I decided to make some mashed potatoes “like they do on American TV”, which is to say, using my stand mixer. I went with this recipe for garlic and olive oil mashed potatoes because it is dairy-free. I thought it was odd that the recipe called for red-skinned potatoes, because I’d heard those are usually too waxy to make good mashed potatoes, but I liked the result nonetheless. I ended up leaving the skins on (and perhaps that’s the draw of using red-skinned potatoes here?), because I know the Engineer loves it. In his family, mashed potatoes with the skin on was a treat, whereas I didn’t even know this was a thing until I met him. It turns out it’s really good! I served this with tourtière I had in the freezer, and on a side note, I’ve decided that from now on, I’m only freezing cooked tourtières. The potatoes were awesome, though, and I’d definitely make them again.

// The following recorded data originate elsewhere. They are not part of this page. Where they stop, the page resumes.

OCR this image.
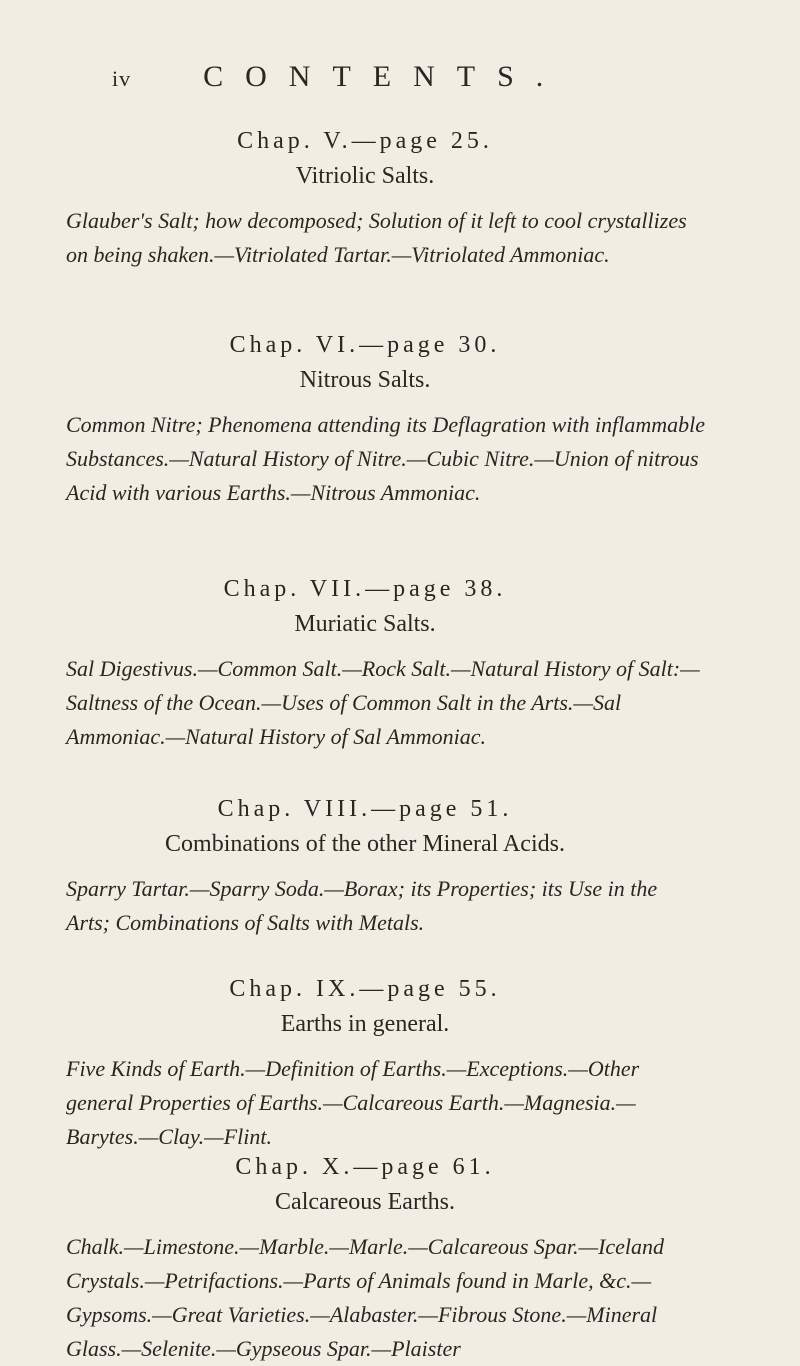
iv CONTENTS.
Chap. V.—page 25.
Vitriolic Salts.
Glauber's Salt; how decomposed; Solution of it left to cool crystallizes on being shaken.—Vitriolated Tartar.—Vitriolated Ammoniac.
Chap. VI.—page 30.
Nitrous Salts.
Common Nitre; Phenomena attending its Deflagration with inflammable Substances.—Natural History of Nitre.—Cubic Nitre.—Union of nitrous Acid with various Earths.—Nitrous Ammoniac.
Chap. VII.—page 38.
Muriatic Salts.
Sal Digestivus.—Common Salt.—Rock Salt.—Natural History of Salt:—Saltness of the Ocean.—Uses of Common Salt in the Arts.—Sal Ammoniac.—Natural History of Sal Ammoniac.
Chap. VIII.—page 51.
Combinations of the other Mineral Acids.
Sparry Tartar.—Sparry Soda.—Borax; its Properties; its Use in the Arts; Combinations of Salts with Metals.
Chap. IX.—page 55.
Earths in general.
Five Kinds of Earth.—Definition of Earths.—Exceptions.—Other general Properties of Earths.—Calcareous Earth.—Magnesia.—Barytes.—Clay.—Flint.
Chap. X.—page 61.
Calcareous Earths.
Chalk.—Limestone.—Marble.—Marle.—Calcareous Spar.—Iceland Crystals.—Petrifactions.—Parts of Animals found in Marle, &c.—Gypsoms.—Great Varieties.—Alabaster.—Fibrous Stone.—Mineral Glass.—Selenite.—Gypseous Spar.—Plaister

10-12 red potatoes (medium sized), cubed – skins left on or removed (I had 2 lbs. total)
¼ cup good quality olive oil
6 cloves of garlic, minced
6 Tbsp. of vegetable broth
1 tsp. of Himalayan sea salt or regular salt
1 bunch of chives, diced
Into a large Dutch oven, put the cubed potatoes and cover with cold water. Bring to a boil, then reduce heat to medium and boil until fork tender – about 18 minutes or so. Drain and add to your stand mixer (paddle attached) or pass your potatoes through a ricer or mash by hand with a hand masher. In a separate bowl, add the garlic, oil, broth and salt. Whisk that together and pour over the potatoes. Blend in the stand mixer until creamy. Add additional broth if you need to for extra creaminess. Then add the chopped chives, mixing well, and spoon into a serving dish. Serve immediately.